Further readingbaroness
⏹Chao, Bernhard H. (2008). "After Ebay, Inc. v. MercExchange: The Changing Landscape for
Patent Remedies". Minn. JL Sci. & Tech.9 (2): 543–572.
www.ahc.umn.edu/mjlst/prod/groups/ahc/@pub/@ahc/@mjlst/documents/article/ahc_arti cle_366119.pdf.
⏹Helm, Jeremiah S. (2006). "Why Pharmaceutical Firms Support Patent Trolls: The Disparate
Impact of eBay v. MercExchange on Innovation". Mich. Telecomm. Tech. L. Rev.13 (1): 331–343. lr/volthirteen/helm.pdf.
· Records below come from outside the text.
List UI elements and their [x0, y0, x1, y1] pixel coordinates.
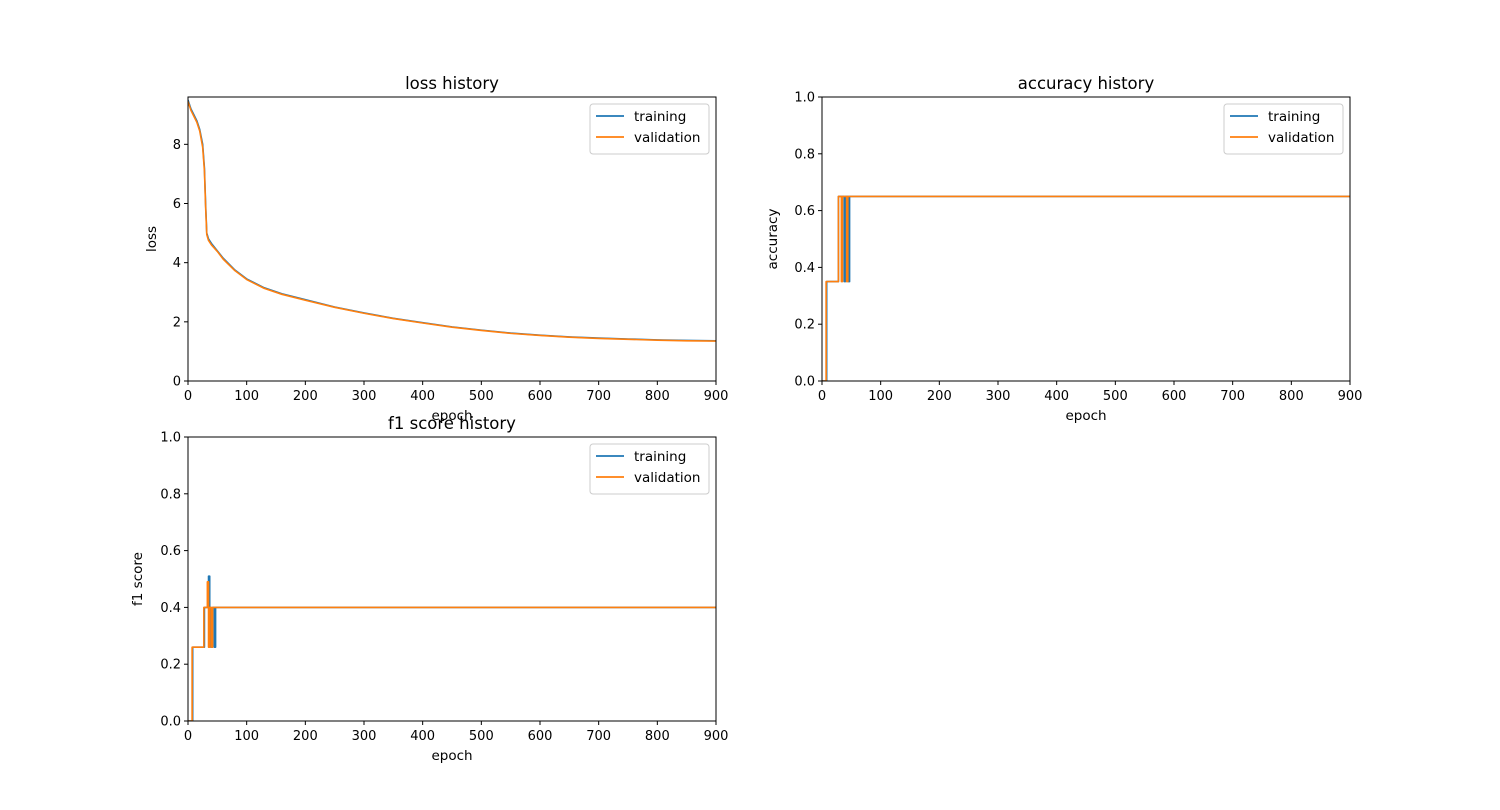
series-line-validation	[188, 581, 716, 721]
y-tick-label: 0.2	[160, 658, 181, 673]
x-tick-label: 300	[352, 389, 377, 404]
legend-label-validation: validation	[1268, 130, 1334, 146]
chart-title: f1 score history	[388, 414, 516, 433]
x-tick-label: 200	[293, 729, 318, 744]
x-tick-label: 600	[528, 729, 553, 744]
y-tick-label: 1.0	[160, 431, 181, 446]
x-tick-label: 600	[1162, 389, 1187, 404]
x-tick-label: 700	[1220, 389, 1245, 404]
y-tick-label: 0	[173, 375, 181, 390]
x-tick-label: 0	[818, 389, 826, 404]
y-tick-label: 0.0	[160, 715, 181, 730]
x-tick-label: 500	[469, 389, 494, 404]
x-axis-label: epoch	[431, 408, 472, 424]
x-axis-label: epoch	[1065, 408, 1106, 424]
y-tick-label: 0.2	[794, 318, 815, 333]
legend: training validation	[1223, 103, 1344, 155]
x-tick-label: 700	[586, 729, 611, 744]
x-tick-label: 100	[234, 389, 259, 404]
legend-label-validation: validation	[634, 130, 700, 146]
x-tick-label: 200	[927, 389, 952, 404]
y-tick-label: 0.6	[794, 204, 815, 219]
y-tick-label: 6	[173, 197, 181, 212]
y-axis-label: f1 score	[130, 552, 146, 606]
x-tick-label: 800	[645, 729, 670, 744]
axes-frame	[821, 96, 1351, 382]
x-tick-label: 900	[1338, 389, 1363, 404]
legend: training validation	[589, 443, 710, 495]
x-tick-label: 500	[469, 729, 494, 744]
y-tick-label: 4	[173, 256, 181, 271]
y-tick-label: 0.8	[160, 487, 181, 502]
legend-label-validation: validation	[634, 470, 700, 486]
chart-panel-2: 0 100 200 300 400 500 600 700 800 900 0.0 0.2 0.4 0.6…	[130, 414, 728, 764]
x-tick-label: 100	[234, 729, 259, 744]
y-tick-label: 8	[173, 138, 181, 153]
series-line-validation	[188, 101, 716, 342]
chart-title: loss history	[405, 74, 499, 93]
series-line-training	[188, 575, 716, 721]
chart-title: accuracy history	[1018, 74, 1155, 93]
axes-frame	[187, 436, 717, 722]
legend-label-training: training	[634, 449, 686, 465]
x-tick-label: 900	[704, 729, 729, 744]
x-tick-label: 300	[352, 729, 377, 744]
series-line-training	[822, 195, 1350, 381]
x-tick-label: 400	[410, 729, 435, 744]
x-tick-label: 0	[184, 389, 192, 404]
x-tick-label: 800	[645, 389, 670, 404]
y-tick-label: 0.6	[160, 544, 181, 559]
y-tick-label: 1.0	[794, 91, 815, 106]
y-tick-label: 2	[173, 315, 181, 330]
x-tick-label: 700	[586, 389, 611, 404]
y-tick-label: 0.4	[160, 601, 181, 616]
x-tick-label: 200	[293, 389, 318, 404]
x-tick-label: 300	[986, 389, 1011, 404]
x-tick-label: 600	[528, 389, 553, 404]
y-axis-label: loss	[144, 226, 160, 252]
series-line-validation	[822, 195, 1350, 381]
y-tick-label: 0.0	[794, 375, 815, 390]
y-tick-label: 0.8	[794, 147, 815, 162]
x-tick-label: 800	[1279, 389, 1304, 404]
x-tick-label: 0	[184, 729, 192, 744]
x-tick-label: 400	[1044, 389, 1069, 404]
x-tick-label: 500	[1103, 389, 1128, 404]
x-tick-label: 900	[704, 389, 729, 404]
y-tick-label: 0.4	[794, 261, 815, 276]
legend-label-training: training	[1268, 109, 1320, 125]
x-axis-label: epoch	[431, 748, 472, 764]
chart-panel-1: 0 100 200 300 400 500 600 700 800 900 0.0 0.2 0.4 0.6…	[765, 74, 1362, 424]
y-axis-label: accuracy	[765, 209, 781, 270]
x-tick-label: 100	[868, 389, 893, 404]
legend-label-training: training	[634, 109, 686, 125]
chart-panel-0: 0 100 200 300 400 500 600 700 800 900 0 2 4 6 8 loss hi…	[144, 74, 728, 424]
x-tick-label: 400	[410, 389, 435, 404]
legend: training validation	[589, 103, 710, 155]
axes-frame	[187, 96, 717, 382]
⏹Jones, Miranda (2007). "Permanent Injunction, A Remedy by Any Other Name is Patently Not
dango
the Same: How eBay v. MercExchange Affects the Patent Right of Non-Practicing Entities". George Mason Law Review 14 (4): 1035–1070.
⏹
Venkatesan, Jaideep (2009). "Compulsory Licensing of Nonpracticing Patentees After eBay v.MercExchange ". Virginia Journal of Law & Technology 14 (1): 26–47. www.vjolt/vol14/issue1/v14i1_a26%20-%20Venkatesan.pdf.
松紧带英文External links
⏹Text of the decision
⏹
Steven J. Frank, Patent Injunctions: Is There Life After eBay v. MercExchange?, Corporate Dealmaker Forum blog, May 24, 2006
⏹
J. Matthew Buchanan, Is eBay a Gauntlet?, Promote the Progress patent law and policy blog, June 9, 2006. Excerpt: Did the Supreme Court throw down the gauntlet, i.e., issue a challenge, to Congress in its eBay v. MercExchange decision? Did the Court, in esnce, challenge Congress to clarify its exerci of the Patent Power?
⏹
J. Matthew Buchanan, eBay v. MercExchange - from an infringer's perspective ,Promote the Progress patent law and policy blog, June 20, 2006 (a tongue-in-cheek look at the ca from the viewpoint of a manufacturer who might be infringing a patent or two).
⏹
Wiki Legal Comment, E-commerce After eBay v. MercExchange, When Should the Courts Enjoin Infringement of Internet Business Method Patents?, Wiki Legal Journal This article is part of a study to determine if a wiki community can produce high quality legal rearch, Nov. 18, 2006 (this article suggests a solution for the confusion caud by the Supreme Court's splintered opinion).